In signing this joint election, we agree to be bound by its terms as stated above.

 

 

      /    /  
Signature (Employee) Date  
     
     
       /    /  
Signature (for and on behalf of the Company)  Date  
     
     
     
Position in company    

 

 

 

 

Note:     Where the election is in respect of multiple acquisitions, prior to the date of any subsequent acquisition of a security it may be revoked by agreement between the employee and employer in respect of that and any later acquisition.

 

 

 

 

EXHIBIT b

 

ELECTION UNDER SECTION 83(b) OF THE
INTERNAL REVENUE CODE OF 1986, AS AMENDED

 

The undersigned taxpayer hereby elects, pursuant to the Internal Revenue Code, as amended, to include in gross income for 2023 the amount of any compensation taxable in connection with the taxpayer’s receipt of the property described below:

 

1.            The name, address, taxpayer identification number and taxable year of the undersigned are:

 

TAXPAYER’S NAME:

 

TAXPAYER’S SOCIAL SECURITY NO.:

 

TAXABLE YEAR: Calendar Year 2023

 

ADDRESS:

_________________________

 

_________________________

 

2.            The property which is the subject of this election is: [•] private placement warrants that entitle the undersigned taxpayer to purchase one Class A ordinary share of Pegasus Digital Mobility Acquisition Corp., a Cayman Islands exempted company (the “Company”), at a price of $11.50 per share (the “Warrants”).

 

3.            The Warrants were transferred to the undersigned on [•] 2023

 

4.            The Warrants are subject to the following restriction: Upon a termination of the undersigned’s employment with the Company prior to the exercise of the Warrants, the Warrants shall be deemed forfeited and cancelled.

 

5.            The fair market value of the property at the time of transfer (determined without regard to any restriction other than a restriction which by its terms will never lapse) is: [$0.____] per Warrant x ____________ Warrant = $____________.

 

6.            The undersigned contributed [$0.___] per Warrant x ____________ Warrants for the Warrants transferred or a total of $____________.1 The undersigned has submitted a copy of this statement to the Company.

 

The undersigned has submitted a copy of this statement to the person for whom the services were performed in connection with the undersigned’s receipt of the above-described property.
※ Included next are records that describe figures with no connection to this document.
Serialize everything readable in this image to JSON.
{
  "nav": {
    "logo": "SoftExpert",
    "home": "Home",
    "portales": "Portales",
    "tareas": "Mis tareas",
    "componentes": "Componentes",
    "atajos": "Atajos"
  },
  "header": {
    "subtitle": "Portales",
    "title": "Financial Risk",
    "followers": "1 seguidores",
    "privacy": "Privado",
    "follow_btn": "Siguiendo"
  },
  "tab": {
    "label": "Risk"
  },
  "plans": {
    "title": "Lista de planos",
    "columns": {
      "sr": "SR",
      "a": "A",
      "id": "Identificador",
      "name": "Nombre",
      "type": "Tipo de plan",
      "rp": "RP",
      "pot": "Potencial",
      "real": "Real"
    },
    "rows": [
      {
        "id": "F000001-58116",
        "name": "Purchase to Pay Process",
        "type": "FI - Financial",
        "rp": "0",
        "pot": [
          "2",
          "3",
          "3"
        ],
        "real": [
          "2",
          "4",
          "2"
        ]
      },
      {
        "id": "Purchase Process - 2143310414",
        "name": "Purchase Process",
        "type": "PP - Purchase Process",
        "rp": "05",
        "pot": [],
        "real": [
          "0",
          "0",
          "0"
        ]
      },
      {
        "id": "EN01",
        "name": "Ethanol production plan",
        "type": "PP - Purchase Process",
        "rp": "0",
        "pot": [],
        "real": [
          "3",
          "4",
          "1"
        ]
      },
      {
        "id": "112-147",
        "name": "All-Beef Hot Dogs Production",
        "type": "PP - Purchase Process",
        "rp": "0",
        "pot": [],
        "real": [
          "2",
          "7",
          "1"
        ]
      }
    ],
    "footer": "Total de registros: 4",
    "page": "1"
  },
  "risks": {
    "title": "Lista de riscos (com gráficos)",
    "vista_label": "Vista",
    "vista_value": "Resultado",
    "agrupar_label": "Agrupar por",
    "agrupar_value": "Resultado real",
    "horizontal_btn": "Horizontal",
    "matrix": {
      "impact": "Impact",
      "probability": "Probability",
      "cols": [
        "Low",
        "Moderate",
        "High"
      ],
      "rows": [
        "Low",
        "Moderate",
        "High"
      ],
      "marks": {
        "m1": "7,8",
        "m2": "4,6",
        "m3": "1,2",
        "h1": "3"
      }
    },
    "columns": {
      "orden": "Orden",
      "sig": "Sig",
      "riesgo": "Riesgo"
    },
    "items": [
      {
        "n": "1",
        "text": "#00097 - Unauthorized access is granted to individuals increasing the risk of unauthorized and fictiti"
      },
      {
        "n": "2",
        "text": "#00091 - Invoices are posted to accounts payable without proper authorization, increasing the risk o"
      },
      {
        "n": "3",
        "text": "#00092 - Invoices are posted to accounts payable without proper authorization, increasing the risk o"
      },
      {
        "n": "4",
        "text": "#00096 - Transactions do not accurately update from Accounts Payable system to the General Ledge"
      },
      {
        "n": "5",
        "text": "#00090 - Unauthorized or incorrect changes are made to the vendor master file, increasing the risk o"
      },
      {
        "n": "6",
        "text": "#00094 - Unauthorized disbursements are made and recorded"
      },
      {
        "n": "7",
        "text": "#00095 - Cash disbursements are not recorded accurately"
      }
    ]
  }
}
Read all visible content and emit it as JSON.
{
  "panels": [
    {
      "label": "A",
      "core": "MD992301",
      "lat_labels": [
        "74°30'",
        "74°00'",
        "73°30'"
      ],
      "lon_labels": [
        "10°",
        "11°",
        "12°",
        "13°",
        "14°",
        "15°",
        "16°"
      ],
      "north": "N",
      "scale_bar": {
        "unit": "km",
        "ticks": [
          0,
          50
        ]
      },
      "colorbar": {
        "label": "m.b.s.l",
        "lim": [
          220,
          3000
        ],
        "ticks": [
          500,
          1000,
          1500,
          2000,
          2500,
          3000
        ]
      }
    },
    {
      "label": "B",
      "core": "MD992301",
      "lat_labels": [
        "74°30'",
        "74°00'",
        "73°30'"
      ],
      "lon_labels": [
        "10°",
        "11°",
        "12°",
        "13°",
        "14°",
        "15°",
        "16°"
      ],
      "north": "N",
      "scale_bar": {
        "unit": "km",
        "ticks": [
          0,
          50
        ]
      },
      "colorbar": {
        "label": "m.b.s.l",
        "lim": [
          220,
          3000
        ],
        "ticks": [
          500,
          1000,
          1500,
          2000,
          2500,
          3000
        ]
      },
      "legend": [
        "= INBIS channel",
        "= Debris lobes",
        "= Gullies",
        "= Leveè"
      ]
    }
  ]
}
The undersigned taxpayer is the person performing the services in connection with the transfer of said property.

 

 

1 For most founder stock issuances, the aggregate amount computed at Item 5 will be equal to the aggregate amount computed at Item 6. Consult the tax department for the details behind the application of Section 83 to stock subject to a risk of forfeiture and the effect of 83(b) elections.

 

 

 

 

The undersigned will file this election with the Internal Revenue Service office in which he or she files his or her annual income tax return not later than 30 days after the date of transfer of the property. A copy of the election also will be furnished to the person for whom the services were performed. The undersigned understands that this election will also be effective as an election under Connecticut law.

 

The undersigned understands that the foregoing election may not be revoked except with the consent of the Commissioner of the Internal Revenue Service.